Maarab, Lebanon
This year marks the 10th anniversary of Lebanon’s Cedar Revolution. On Valentine’s Day, 2005, Hezbollah operatives assassinated Rafik Hariri, a reformist former prime minister and an opponent of Syrian dictator Bashar Assad. More than a million Lebanese, Muslims and Christians alike poured into the streets to demand the withdrawal of a Syrian military force that had occupied the country since the end of the civil war in 1990. France and the U.S. gave their backing to the protesters, and the hated Syrians decamped for Damascus on April 30.
The Cedar Revolution exploded just as the Internet was beginning to transform how mass movements communicate with their supporters and with the outside world, and the Lebanese provided a template for the pro-democracy uprisings that would rock the region in subsequent years. This tiny nation of 4.5 million gave birth to the Middle East democratic awakening.
Today, democratic development in the world’s least-free region has stalled. Iran’s Green Revolution erupted in 2009 while the Obama administration was bent on rapprochement with Tehran and was quickly extinguished. Save for Tunisia, the Arab Spring has everywhere yielded chaos, repression and reaction. Four Arab states—Libya, Iraq, Yemen and Syria—are in various stages of disintegration.
And Lebanon is once more hostage to outside actors, mainly Iran and its proxies. “Hezbollah has a kind of veto power on the political life of Lebanon,” says Samir Geagea, the leader of the Lebanese Forces, a Christian militia turned political party, and a pillar of the anti-Hezbollah March 14 Alliance that grew out of the Cedar Revolution. “Not everything that Hezbollah wants will go on, but everything that Hezbollah wants to veto is vetoed.”
For Mr. Geagea, the Cedar Revolution meant freedom—literally. After the civil war, he was one of a very few national leaders to reject Syria’s domination of the country. For this he was tried in a proceeding widely criticized by international-rights bodies, and in 1994 he became the only militia leader imprisoned for his actions during a conflict in which no faction had clean hands. He spent the next 11 years in a tiny cell three floors beneath the Defense Ministry.
The Lebanese parliament granted Mr. Geagea amnesty in 2005. Today he lives in a heavily guarded compound in the mountains north of Beirut. Not far is a replica of the basement prison where he spent more than a decade, including the Syrian torture device—a ceiling chain used to suspend and beat victims—situated just outside his cell. In 2012 he survived an assassination attempt by sharpshooters firing from the hills surrounding his compound.
Asked who was behind the attack, one of Mr. Geagea’s aides winks and says, “We don’t know.” Since the Cedar Revolution, there have been at least 20 assassinations or assassination attempts targeting the leaders of the anti-Syria, anti-Hezbollah, anti-Iran March 14 Alliance, as well as officials of the Lebanese state.

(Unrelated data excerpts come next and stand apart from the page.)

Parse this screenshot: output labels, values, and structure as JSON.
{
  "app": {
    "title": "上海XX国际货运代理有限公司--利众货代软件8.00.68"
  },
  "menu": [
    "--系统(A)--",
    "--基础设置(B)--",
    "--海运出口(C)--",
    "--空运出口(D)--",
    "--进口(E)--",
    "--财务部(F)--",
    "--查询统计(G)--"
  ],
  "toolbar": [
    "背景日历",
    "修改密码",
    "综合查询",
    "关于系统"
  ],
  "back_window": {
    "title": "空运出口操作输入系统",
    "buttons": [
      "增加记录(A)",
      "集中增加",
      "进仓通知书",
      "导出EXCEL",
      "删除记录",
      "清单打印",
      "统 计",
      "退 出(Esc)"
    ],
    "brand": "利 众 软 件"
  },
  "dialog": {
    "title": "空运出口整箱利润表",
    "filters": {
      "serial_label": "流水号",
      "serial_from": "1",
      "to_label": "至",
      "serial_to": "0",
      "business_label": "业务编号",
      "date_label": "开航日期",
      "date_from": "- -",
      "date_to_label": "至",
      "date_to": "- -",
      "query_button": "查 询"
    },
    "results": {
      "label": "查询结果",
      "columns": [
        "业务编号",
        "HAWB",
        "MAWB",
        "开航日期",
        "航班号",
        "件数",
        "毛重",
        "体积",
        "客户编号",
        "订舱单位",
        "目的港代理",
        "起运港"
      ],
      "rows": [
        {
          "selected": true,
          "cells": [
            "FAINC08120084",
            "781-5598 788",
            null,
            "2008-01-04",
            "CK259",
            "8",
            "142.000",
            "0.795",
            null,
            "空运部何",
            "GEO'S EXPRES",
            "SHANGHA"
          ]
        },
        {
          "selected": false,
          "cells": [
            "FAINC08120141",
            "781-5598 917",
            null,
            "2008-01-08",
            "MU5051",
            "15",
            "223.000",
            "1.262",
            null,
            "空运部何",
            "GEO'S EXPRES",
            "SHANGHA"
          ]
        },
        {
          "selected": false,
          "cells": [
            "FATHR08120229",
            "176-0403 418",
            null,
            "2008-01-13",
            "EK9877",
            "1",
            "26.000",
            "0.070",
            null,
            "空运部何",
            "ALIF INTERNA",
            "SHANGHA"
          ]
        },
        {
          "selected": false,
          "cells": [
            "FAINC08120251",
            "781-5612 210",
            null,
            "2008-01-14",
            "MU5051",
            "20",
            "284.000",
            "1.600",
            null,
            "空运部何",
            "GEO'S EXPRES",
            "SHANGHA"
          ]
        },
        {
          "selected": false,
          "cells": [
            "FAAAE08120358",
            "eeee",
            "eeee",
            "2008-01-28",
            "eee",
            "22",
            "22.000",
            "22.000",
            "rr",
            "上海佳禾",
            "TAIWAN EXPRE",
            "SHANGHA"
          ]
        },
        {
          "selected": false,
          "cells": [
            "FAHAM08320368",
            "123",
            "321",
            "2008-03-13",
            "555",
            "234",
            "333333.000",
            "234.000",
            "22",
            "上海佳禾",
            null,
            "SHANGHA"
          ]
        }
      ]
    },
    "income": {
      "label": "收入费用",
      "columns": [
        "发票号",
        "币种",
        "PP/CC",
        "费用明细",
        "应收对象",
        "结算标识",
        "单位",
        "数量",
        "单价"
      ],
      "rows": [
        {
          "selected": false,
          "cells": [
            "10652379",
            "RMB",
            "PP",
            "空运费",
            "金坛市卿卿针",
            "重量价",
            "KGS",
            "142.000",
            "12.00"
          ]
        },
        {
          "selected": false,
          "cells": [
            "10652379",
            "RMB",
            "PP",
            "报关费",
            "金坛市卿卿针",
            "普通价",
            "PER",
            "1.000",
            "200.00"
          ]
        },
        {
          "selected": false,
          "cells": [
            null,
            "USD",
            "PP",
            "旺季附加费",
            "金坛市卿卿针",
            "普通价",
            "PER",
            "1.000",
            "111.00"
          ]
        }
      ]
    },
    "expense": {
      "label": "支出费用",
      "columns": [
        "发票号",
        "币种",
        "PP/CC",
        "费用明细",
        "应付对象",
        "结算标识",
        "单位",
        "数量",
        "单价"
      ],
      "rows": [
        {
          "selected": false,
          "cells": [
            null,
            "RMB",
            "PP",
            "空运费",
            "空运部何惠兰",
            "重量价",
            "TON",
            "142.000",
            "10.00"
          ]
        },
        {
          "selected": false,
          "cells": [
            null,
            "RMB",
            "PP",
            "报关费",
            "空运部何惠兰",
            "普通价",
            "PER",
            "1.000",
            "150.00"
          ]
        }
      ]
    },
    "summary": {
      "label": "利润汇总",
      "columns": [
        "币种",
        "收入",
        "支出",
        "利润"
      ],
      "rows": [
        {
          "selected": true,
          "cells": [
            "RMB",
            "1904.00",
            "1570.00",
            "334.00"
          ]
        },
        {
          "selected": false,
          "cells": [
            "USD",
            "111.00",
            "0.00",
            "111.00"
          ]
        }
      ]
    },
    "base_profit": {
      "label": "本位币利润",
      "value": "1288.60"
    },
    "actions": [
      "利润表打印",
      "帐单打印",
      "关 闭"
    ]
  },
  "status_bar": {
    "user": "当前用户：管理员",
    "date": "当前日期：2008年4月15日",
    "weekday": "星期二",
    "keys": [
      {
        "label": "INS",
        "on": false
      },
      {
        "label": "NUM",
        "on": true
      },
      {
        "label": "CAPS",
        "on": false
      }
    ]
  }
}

It was through such means that the pro-Iran camp gained the political veto it wields today. Under Lebanon’s tri-sectarian constitution, the speaker of the Parliament is a Shiite, the prime minister a Sunni and the president a Christian. Mr. Geagea has declared his candidacy for the presidency, but he thinks Hezbollah will block the democratic process as long as “regional realities” suit it.

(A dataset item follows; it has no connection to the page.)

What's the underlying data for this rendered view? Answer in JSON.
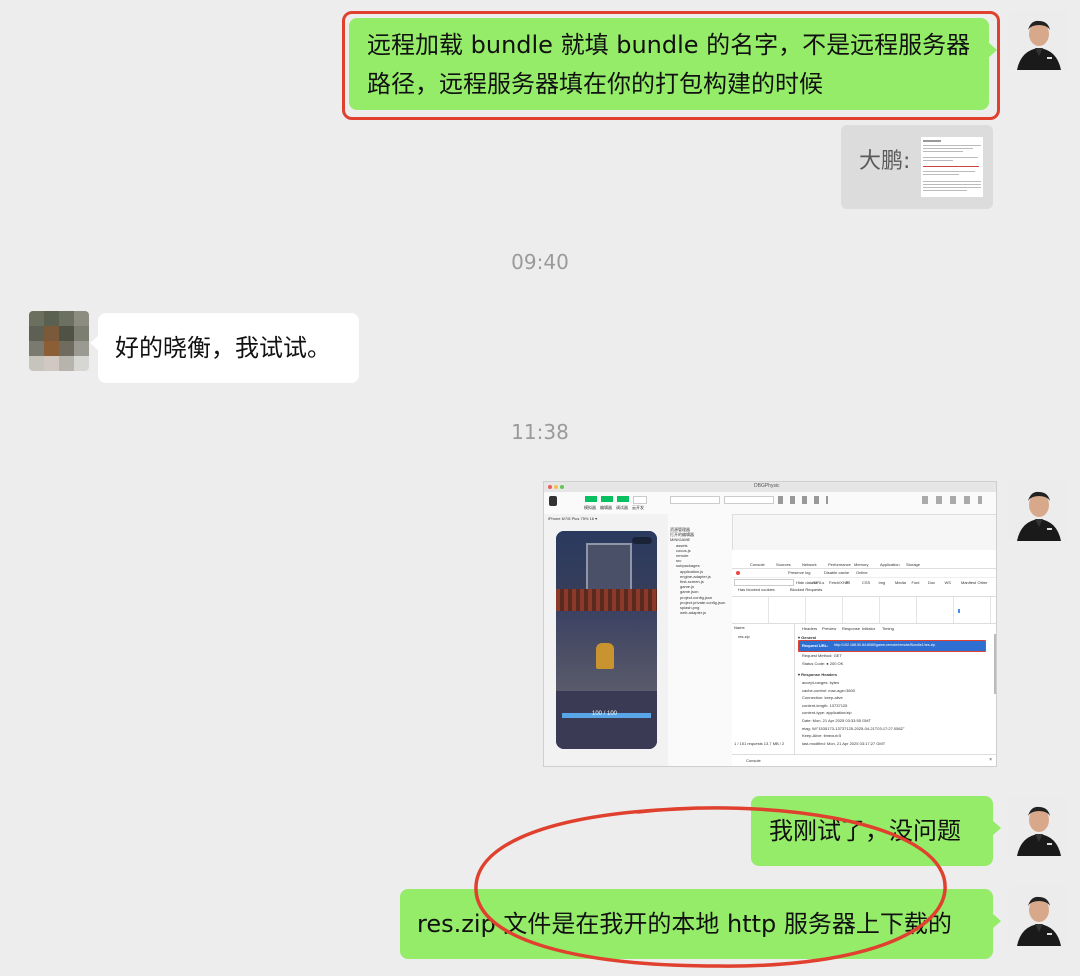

That’s shorthand for the sectarian conflict that has followed in the wake of America’s departure from the Middle East. “Why is Obama doing this to us?” I was asked repeatedly at a gathering of pro-March 14 intellectuals and business leaders in Beirut. Here, the Obama administration’s outreach to Iran’s mullahs, and talks that will almost certainly transform Iran into a nuclear-threshold state, are now seen as the expression of a long-standing American policy to empower the Islamic Republic at the expense of the Arabs.

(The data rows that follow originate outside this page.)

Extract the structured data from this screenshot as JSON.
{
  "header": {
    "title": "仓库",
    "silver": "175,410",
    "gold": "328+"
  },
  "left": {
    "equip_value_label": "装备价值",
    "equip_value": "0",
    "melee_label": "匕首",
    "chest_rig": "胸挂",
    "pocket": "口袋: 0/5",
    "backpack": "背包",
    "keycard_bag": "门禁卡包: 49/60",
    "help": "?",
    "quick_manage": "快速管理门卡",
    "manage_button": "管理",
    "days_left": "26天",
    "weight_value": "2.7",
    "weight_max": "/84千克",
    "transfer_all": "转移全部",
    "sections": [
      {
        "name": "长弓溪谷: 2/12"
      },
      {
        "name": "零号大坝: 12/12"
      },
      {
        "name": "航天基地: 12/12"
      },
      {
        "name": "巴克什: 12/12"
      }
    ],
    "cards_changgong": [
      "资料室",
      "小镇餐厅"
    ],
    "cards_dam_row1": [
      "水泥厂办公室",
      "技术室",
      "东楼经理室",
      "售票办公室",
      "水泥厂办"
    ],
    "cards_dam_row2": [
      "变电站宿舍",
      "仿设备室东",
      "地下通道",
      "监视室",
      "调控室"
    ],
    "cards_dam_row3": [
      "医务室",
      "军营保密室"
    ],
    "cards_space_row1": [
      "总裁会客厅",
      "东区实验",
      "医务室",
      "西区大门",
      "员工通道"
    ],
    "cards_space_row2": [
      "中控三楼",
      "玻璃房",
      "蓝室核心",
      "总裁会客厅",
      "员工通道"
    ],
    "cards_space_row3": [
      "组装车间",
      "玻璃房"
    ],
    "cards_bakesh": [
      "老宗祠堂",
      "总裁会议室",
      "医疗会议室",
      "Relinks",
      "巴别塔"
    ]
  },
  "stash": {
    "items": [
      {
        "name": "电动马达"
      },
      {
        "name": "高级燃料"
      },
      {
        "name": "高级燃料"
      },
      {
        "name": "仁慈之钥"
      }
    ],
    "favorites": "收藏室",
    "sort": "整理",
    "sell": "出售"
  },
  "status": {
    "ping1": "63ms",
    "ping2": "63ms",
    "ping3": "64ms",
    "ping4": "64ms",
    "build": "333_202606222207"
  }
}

If there has been a silver lining for the Arabs, it is that their leaders are now taking more responsibility for their own security. Exhibit A is the recent Saudi-led operation to push back the Houthis, Iran’s Hezbollah-style proxies in Yemen. Notably, the Saudi successes have coincided with the opposition making fresh gains on the ground in Syria. In an interview published Tuesday, Hezbollah leader Hassan Nasrallah declared that the collapse of the Assad regime would sound the death knell for his own group and the entire Iranian-led axis of “resistance.”
For Mr. Geagea, who has spent his political life fighting the Assads, with and without arms, that prospect isn’t far off. “You can kill a quarter of a million people and hold on—hold on to what?” he says. “Assad will fall, if not today then tomorrow.” Similar predictions, it bears reminding, were made a decade ago.
Mr. Ahmari is a Journal editorial-page writer based in London.